While some UK shares have started slipping in recent weeks, the British stock market as a whole has still delivered an impressive near-20% return over the last 12 months. And when zooming out to the last five years, these gains are even more impressive.
But how much money have investors actually made?
Five-year returns of UK shares
Let’s say someone put £5,000 to work five years ago in April 2021. The amount of money they have today ultimately depends on where they decide to invest this capital.
| Index | 5-Year Total Return | Investment Value |
| FTSE 100 | +78.2% | £8,910 |
| FTSE 250 | +14.1% | £5,705 |
| FTSE All-Share | +65.7% | £8,285 |
Looking at the results, it seems that quality large-cap stocks have stolen the show, with mid- and small-cap shares lagging.
There are several explanations behind these patterns. Smaller businesses are typically more dependent on domestic economic conditions, with larger players often generating the bulk of their revenue from overseas. And it’s no secret that the UK economy isn’t exactly in terrific shape at the moment.
However, that doesn’t mean that UK small-cap shares have been bad investments. For smart stock pickers, this area of the stock market has generated some very lucrative gains that have even outpaced the FTSE 100. And one such example is Goodwin (LSE:GDWN).

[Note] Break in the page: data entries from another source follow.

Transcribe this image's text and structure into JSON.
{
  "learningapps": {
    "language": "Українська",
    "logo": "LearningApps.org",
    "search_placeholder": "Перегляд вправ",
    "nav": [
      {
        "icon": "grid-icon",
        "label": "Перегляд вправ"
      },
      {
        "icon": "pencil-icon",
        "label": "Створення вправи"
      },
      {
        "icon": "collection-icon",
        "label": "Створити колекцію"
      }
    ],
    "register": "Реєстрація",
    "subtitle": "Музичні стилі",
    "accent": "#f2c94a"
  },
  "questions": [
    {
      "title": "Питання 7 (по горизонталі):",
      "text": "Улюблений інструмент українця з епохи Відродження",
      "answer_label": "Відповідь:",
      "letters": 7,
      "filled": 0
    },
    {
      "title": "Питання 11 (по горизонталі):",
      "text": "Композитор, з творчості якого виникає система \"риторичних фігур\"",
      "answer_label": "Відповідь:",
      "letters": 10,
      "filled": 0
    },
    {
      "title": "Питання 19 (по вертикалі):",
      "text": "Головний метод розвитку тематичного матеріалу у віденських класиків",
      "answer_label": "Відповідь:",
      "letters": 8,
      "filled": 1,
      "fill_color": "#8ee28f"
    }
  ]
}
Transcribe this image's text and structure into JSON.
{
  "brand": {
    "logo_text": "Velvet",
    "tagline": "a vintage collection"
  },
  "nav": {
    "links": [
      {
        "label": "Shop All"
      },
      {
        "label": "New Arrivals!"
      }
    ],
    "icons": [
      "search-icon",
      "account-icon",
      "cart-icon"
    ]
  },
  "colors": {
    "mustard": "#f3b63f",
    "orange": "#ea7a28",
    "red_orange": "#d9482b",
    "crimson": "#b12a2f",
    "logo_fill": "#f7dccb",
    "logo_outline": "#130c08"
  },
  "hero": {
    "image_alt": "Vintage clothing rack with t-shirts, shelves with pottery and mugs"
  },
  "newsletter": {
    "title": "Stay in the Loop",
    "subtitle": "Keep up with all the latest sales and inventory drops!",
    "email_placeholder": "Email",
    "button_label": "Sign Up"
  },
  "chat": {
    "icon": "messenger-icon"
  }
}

Even after a recently dramatic sell-off, the once-small-cap stock has still surged by almost 300%. And for anyone who’s been reinvesting dividends paid along the way, that total return has been closer to 360%, transforming £5,000 into a staggering £23,000!
So the question now, following the sell-off, is whether a rare buying opportunity has emerged for this high-quality compounder?
What’s going on with Goodwin?
Following a recent trading update, Goodwin shares collapsed by close to 48% in a single day.
The cause? The update revealed that two significant contract tenders worth roughly £60m were unexpectedly lost. And when compounding this with the impact of order delays coming from the Middle East, management signalled its intention to revert to a more cautious dividend policy. Obviously, that isn’t good news.
But it’s worth pointing out that even with the update, the group’s underlying order book is still pretty substantial. At the same time, the defence and nuclear power tailwinds Goodwin’s been riding are still very much intact.
The sudden contract losses undoubtedly raise some questions about Goodwin’s competitive positioning. But two contract losses aren’t enough to determine a structural rather than a one-off problem.
As such, seeing the market-cap effectively chopped in half definitely seems like an extreme overreaction. However, it’s worth highlighting that Goodwin shares were trading at a massive premium of over 40 times earnings.
Today, with the price-to-earnings ratio now sitting closer to around 22, investors may be looking at an attractive entry point for what is still one of the best-performing UK shares of all time. That’s why I think now’s the perfect time to investigate and mull this potential buying opportunity.